К несчастью, я не разбираюсь в устройстве машины вовсе. Мне для моих поездок был нужен надежный внедорожник. Иначе я потону в первой же луже на проселочной дороге. При этом внедорожник, на мой взгляд, должен был поддаваться лёгкому ремонту в любой автомастерской, мало ли куда меня занесёт. И выглядеть, как придётся, а не как из салона. Мало ли где я его запаркую, чтоб лишнего внимания не привлекал. Может, мне и нравятся дорогие джипы, не скрою. Но где взять столько денег? Поэтому я выбрала простую, но довольно надежную машину, которая везде пройдёт, которую починят в любой сельской мастерской. И вот – гордость отечественного автопрома – тёмно-зелёный УАЗ. Неприметный, мощный, проходимый он был довольно приятным зверем. И, на удивление, практически не подводил меня. За город я брала с собой Люсинду, ей нравились эти поездки. Если я не собиралась на долгое время нигде выходить из машины, я выпускала её ходить по салону. В багажнике валялась пара корзин для грибов, резиновые сапоги, топорик, дождевик и прочие походные мелочи.

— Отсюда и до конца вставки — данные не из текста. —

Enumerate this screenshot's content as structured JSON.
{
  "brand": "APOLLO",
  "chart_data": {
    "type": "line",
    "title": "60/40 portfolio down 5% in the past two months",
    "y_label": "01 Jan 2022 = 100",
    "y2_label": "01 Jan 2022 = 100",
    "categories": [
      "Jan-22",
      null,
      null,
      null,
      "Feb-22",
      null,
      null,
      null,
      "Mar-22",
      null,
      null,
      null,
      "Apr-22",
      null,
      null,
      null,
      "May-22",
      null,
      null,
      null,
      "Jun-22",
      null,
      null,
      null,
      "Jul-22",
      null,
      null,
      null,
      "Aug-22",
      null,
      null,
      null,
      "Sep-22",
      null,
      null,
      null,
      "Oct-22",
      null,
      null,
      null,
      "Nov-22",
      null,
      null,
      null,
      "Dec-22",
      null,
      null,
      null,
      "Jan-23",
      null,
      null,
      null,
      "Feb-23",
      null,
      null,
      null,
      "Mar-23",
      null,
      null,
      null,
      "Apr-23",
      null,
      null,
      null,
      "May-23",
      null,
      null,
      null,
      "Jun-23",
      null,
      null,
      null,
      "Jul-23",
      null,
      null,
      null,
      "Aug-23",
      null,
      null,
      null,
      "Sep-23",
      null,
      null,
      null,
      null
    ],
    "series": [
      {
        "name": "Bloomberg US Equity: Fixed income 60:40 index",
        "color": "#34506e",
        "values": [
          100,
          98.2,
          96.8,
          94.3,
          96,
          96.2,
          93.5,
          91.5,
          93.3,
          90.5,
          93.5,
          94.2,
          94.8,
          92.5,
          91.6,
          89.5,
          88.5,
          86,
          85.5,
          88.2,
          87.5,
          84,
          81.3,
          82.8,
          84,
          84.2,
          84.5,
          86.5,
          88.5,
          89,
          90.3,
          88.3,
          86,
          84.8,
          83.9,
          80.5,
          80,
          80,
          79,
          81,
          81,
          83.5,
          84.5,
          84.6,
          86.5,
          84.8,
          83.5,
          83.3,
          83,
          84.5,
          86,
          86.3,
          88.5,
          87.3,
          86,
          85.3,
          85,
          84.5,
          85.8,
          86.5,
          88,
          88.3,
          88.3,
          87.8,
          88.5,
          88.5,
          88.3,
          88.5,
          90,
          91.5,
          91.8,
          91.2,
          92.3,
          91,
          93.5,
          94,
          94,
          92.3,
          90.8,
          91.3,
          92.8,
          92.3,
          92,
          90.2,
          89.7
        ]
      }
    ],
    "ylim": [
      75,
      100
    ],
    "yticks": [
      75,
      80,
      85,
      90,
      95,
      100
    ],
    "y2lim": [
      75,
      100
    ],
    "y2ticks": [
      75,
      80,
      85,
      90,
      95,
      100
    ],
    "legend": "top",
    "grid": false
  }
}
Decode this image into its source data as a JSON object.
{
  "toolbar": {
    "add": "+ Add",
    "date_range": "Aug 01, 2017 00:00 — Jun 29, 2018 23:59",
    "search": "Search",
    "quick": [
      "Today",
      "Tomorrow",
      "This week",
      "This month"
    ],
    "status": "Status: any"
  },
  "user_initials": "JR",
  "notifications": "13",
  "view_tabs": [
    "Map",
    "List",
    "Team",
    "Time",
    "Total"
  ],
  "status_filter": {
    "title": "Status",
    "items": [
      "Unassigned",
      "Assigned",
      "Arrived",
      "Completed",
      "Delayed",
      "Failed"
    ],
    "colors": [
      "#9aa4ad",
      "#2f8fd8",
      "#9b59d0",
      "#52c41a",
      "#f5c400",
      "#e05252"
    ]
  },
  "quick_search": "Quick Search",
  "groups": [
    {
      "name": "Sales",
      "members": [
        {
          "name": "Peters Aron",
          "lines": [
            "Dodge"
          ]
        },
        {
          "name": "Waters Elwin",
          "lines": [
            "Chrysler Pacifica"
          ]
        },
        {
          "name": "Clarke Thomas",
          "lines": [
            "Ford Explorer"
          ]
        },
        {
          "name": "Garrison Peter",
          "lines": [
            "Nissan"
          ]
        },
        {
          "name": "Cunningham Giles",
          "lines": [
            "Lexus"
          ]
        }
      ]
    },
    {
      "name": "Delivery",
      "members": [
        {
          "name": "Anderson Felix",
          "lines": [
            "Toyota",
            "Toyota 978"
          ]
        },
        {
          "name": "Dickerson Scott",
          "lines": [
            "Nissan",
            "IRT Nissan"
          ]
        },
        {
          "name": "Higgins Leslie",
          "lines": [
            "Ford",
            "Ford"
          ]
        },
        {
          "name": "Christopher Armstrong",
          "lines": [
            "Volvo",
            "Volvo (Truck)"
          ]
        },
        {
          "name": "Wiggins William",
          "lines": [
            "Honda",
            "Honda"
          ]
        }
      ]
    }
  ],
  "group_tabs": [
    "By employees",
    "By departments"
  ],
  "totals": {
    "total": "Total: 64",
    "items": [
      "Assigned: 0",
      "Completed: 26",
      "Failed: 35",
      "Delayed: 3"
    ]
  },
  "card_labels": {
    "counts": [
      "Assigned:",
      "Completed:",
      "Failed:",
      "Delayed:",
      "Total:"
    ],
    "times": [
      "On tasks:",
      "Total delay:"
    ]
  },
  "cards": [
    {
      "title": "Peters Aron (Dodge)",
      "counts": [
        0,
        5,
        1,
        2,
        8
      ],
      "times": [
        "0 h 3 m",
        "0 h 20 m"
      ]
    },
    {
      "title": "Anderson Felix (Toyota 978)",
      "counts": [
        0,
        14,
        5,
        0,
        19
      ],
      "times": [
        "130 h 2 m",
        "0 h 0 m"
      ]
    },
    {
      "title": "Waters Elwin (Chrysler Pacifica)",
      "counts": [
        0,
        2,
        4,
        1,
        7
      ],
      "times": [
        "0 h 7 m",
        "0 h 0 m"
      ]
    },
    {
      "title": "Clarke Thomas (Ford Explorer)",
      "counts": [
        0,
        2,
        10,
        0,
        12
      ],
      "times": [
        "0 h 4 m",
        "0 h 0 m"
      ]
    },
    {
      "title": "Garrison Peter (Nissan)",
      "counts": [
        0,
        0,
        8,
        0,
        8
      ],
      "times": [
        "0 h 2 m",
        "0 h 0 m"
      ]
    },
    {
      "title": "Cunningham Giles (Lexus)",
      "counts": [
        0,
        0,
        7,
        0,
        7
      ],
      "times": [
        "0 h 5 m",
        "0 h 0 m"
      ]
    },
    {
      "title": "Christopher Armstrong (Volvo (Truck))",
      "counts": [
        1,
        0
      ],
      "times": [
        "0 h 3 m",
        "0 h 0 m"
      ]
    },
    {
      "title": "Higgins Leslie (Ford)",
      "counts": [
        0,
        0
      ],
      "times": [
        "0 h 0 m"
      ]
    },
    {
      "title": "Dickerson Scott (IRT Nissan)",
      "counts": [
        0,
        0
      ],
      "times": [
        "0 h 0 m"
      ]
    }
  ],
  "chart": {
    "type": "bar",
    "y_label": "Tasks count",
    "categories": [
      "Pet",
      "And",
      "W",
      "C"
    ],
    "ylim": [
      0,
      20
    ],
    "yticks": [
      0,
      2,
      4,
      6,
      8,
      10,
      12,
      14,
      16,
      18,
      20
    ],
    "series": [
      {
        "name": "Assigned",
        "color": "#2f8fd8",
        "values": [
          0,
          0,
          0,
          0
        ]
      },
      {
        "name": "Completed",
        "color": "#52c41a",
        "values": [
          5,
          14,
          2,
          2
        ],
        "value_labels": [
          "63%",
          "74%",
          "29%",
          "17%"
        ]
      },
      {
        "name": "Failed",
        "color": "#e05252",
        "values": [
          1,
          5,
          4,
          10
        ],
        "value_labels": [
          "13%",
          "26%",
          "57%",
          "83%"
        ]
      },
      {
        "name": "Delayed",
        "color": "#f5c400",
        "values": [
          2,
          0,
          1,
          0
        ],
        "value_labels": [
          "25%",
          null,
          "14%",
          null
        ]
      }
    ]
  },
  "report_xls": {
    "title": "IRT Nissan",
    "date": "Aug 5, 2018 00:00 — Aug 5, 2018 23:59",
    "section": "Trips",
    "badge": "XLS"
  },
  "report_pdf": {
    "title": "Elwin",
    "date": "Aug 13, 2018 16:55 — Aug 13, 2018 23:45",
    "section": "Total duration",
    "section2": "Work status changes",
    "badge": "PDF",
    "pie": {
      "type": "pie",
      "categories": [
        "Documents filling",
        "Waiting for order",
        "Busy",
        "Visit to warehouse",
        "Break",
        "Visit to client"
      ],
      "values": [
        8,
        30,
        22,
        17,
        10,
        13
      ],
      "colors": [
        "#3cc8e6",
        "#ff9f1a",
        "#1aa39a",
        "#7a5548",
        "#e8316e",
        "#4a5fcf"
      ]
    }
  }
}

Я решила ехать через город. Так проще в середине буднего дня. Пробок не было. Довольно скоро я добралась до шоссе, ведущего прямой широкой стрелой к выезду из города. Нужно было ещё найти магазин по дороге, чтобы купить мне еды и бутылку воды для кошки. Себя мне захотелось побаловать вредной колой. Гулять, так гулять! Отпуск! Величественные Пулковские высоты были впереди. Обсерватория. Я любила это место. Египетские ворота всегда наводили на меня легкий мистический трепет. В них было что-то пугающе зловещее, в этих воротах, провожающих людей из Питера лишенными зрачков глазами фараона. Места страшных боев в Великую Отечественную, тогда это действительно были ворота, распахнутые в ад на земле.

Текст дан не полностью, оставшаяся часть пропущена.